Like President Obama, the rest of us weren't present when the policeman and the professor had their now-infamous confrontation. But we really don't have to know the exact facts in order to make one declaration: Even if we stipulate that everything the cop said is true -- that Prof. Gates went on an unjustified, vile, race-inspired, hate-filled rant -- the cop should have backed down. He had the badge and the gun and therefore all the power. His was the greater obligation to calm things down by just walking away. Once it was established that Gates was indeed the owner of the house, and it was clear no crime had been committed, it was time for the police to leave. Gates was essentially arrested just for giving the officer lip. I've covered the police beat a time or two in my journalistic career, and I know that happens a lot. I once overheard some officers talking in a squad room, and one bragged that he always treated his traffic stops nicely, unless, of course, they started mouthing off.

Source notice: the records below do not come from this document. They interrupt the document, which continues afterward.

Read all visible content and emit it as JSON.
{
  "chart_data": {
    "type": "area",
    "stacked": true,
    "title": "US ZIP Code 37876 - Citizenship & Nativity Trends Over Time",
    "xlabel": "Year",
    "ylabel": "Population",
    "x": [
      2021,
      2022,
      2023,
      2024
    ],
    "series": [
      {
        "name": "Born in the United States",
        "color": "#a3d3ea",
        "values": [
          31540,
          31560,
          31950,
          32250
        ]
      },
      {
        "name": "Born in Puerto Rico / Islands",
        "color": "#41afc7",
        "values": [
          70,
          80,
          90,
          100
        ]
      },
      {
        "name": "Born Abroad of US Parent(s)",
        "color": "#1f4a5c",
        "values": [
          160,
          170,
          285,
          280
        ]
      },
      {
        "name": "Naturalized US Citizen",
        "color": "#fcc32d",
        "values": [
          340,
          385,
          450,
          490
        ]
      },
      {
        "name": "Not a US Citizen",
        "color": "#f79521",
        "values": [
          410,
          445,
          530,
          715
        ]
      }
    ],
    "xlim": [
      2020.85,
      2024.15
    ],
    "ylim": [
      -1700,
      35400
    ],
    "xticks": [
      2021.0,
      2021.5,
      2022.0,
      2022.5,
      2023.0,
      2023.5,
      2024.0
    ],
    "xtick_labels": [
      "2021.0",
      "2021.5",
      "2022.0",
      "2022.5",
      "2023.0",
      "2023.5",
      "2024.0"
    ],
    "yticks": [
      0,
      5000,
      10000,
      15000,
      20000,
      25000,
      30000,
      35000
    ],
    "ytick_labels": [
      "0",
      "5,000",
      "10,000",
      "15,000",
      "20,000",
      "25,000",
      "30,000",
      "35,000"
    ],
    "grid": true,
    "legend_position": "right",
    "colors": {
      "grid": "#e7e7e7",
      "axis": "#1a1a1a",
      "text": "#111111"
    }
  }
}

This guy says it a lot better, and the whole thing, which has ample Supreme Court case cites to back up his claim that this is, at heart, a First Amendment issue, is a recommended read:

The Cambridge Police Department and the District Attorney of Middlesex County wisely agreed with Gates and his lawyers to dismiss the charge of "disorderly conduct." Perhaps the dismissal was occasioned by the discomfort prosecutors--and perhaps both sides--were feeling about proceeding to a criminal trial where both Gates' and Crowley's words would be on public display. But the D.A. had another reason for dismissing the charge: Had Professor Gates and his lawyers raised a First Amendment defense, the defendant almost certainly would have prevailed--if not at the trial court level, then in the appellate courts--and the scope of the "disorderly persons" statute would have been severely limited in all future citizen-police confrontations. The future use of handcuffs to penalize a citizen mouthing-off against official authority would have been, at long last, curtailed. Perhaps the common good would have been better served had the case proceeded to trial after all.

There is a serious problem in this country: Police are overly sensitive to insults from those they confront. And one can hardly blame the confronted citizen, especially if the citizen is doing nothing wrong when confronted by official power. This is, after all, a free country, and if "free" means anything meaningful, it means being left alone--especially in one's own home--when one is not breaking the law.

Since the writer is a criminal defense and civil rights attorney, the one thing that is missing from his analysis is any sympathy for Sgt. Crowley. Police are under enormous stress -- any confrontation on any day could be a fatal one -- which makes some of their overreactions understandable. But his defense of our right to say dumb things is a rousing one, nonetheless.